People who worked their entire life in an industry and became experts on it, then become regulators for the same industry, have incentives to favor their industry, sure. But who else should be regulating the industry if not the expert in that industry? If you get someone who is not an insider, wouldn't they just fail at regulating, because they have no idea how it works? Also, the people who put someone in that position, isn't there a chain of accountability there? There are many people working side by side with the "evil person trying to enrich themselves". Bad acts come out. Incentives tend to balance each other out. It's not wrong that part of a regulator's job is to find a balance as to not destroy an industry while regulating it.

  • > But that's not how things end up happening, because other forces are at play.

    Is it really not how things end up happening? We must be living in two different realities. The greater the power, the higher the likelihood it becomes corrupted. With such a high incentive to give into corruption, you can’t just hand-wave it away with “but I’m sure it gets balanced out by something”. Your local family doctor might be a good enough person to help you get better without expensive drugs, but the head of a large institution?
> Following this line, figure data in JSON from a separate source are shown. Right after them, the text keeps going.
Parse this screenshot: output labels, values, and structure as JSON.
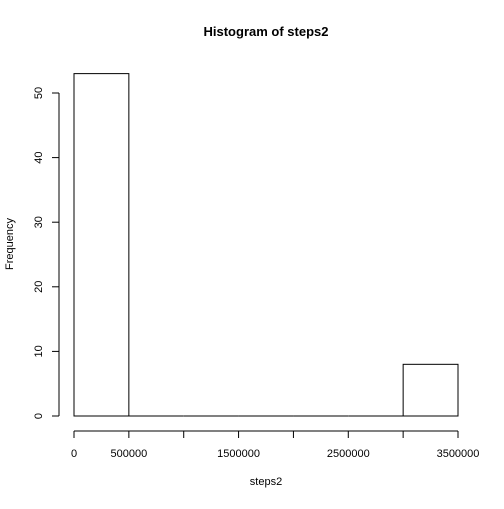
{
  "chart_data": {
    "type": "bar",
    "title": "Histogram of steps2",
    "xlabel": "steps2",
    "ylabel": "Frequency",
    "bins": [
      {
        "start": 0,
        "end": 500000,
        "count": 53
      },
      {
        "start": 500000,
        "end": 1000000,
        "count": 0
      },
      {
        "start": 1000000,
        "end": 1500000,
        "count": 0
      },
      {
        "start": 1500000,
        "end": 2000000,
        "count": 0
      },
      {
        "start": 2000000,
        "end": 2500000,
        "count": 0
      },
      {
        "start": 2500000,
        "end": 3000000,
        "count": 0
      },
      {
        "start": 3000000,
        "end": 3500000,
        "count": 8
      }
    ],
    "xlim": [
      0,
      3500000
    ],
    "ylim": [
      0,
      53
    ],
    "x_ticks": [
      0,
      500000,
      1000000,
      1500000,
      2000000,
      2500000,
      3000000,
      3500000
    ],
    "x_tick_labels": [
      "0",
      "500000",
      "",
      "1500000",
      "",
      "2500000",
      "",
      "3500000"
    ],
    "y_ticks": [
      0,
      10,
      20,
      30,
      40,
      50
    ],
    "y_tick_labels": [
      "0",
      "10",
      "20",
      "30",
      "40",
      "50"
    ],
    "grid": false,
    "colors": {
      "bar_fill": "#ffffff",
      "bar_stroke": "#000000"
    }
  }
}
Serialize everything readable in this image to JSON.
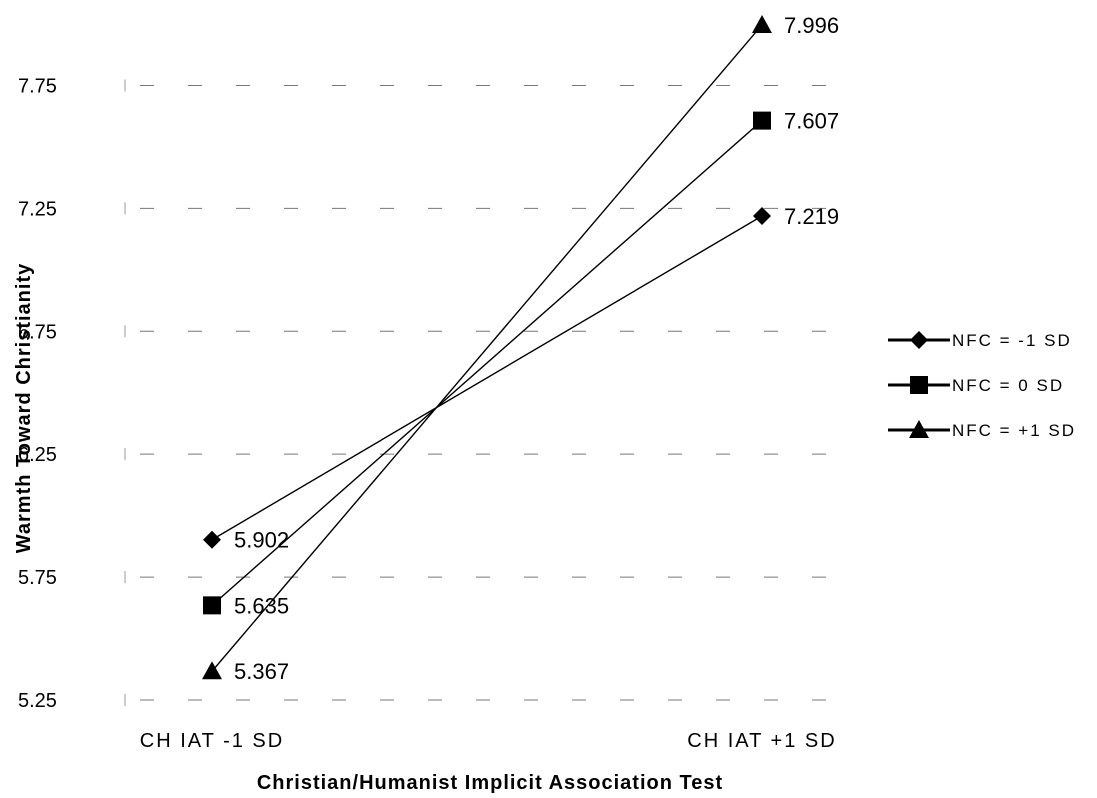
{
  "chart_data": {
    "type": "line",
    "xlabel": "Christian/Humanist Implicit Association Test",
    "ylabel": "Warmth Toward Christianity",
    "categories": [
      "CH IAT -1 SD",
      "CH IAT +1 SD"
    ],
    "ylim": [
      5.25,
      8.0
    ],
    "yticks": [
      "5.25",
      "5.75",
      "6.25",
      "6.75",
      "7.25",
      "7.75"
    ],
    "grid": true,
    "legend_position": "right",
    "series": [
      {
        "name": "NFC  = -1 SD",
        "marker": "diamond",
        "values": [
          5.902,
          7.219
        ],
        "labels": [
          "5.902",
          "7.219"
        ]
      },
      {
        "name": "NFC  = 0 SD",
        "marker": "square",
        "values": [
          5.635,
          7.607
        ],
        "labels": [
          "5.635",
          "7.607"
        ]
      },
      {
        "name": "NFC  = +1 SD",
        "marker": "triangle",
        "values": [
          5.367,
          7.996
        ],
        "labels": [
          "5.367",
          "7.996"
        ]
      }
    ],
    "line_color": "#000000"
  }
}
Fat chance.

    • That feeling you just expressed of higher trust to your local doctor than to a head of a large institution: it came from having a pretty good idea what your local doctor does, and no idea what a head of an institution does. The growing problem with cynicism in our society is not because there's evidence of corruption, it's because nobody knows how anything works, but everybody gets fed "look at these bad incentives" by pundits (especially alternative media ones) all day. Everything is complex. Just because it is doesn't make it nefarious.

      An institution's whole point is to be a system where you don't have to trust individuals. It's a way to deal with complex nature of our reality. People should really learn what institutions are, how they function, what accountability mechanisms they contain, instead of blaming them based on conjecture. "Look, this bad thing happened. And this person has this bad incentive. Now we know the whole story." We don't.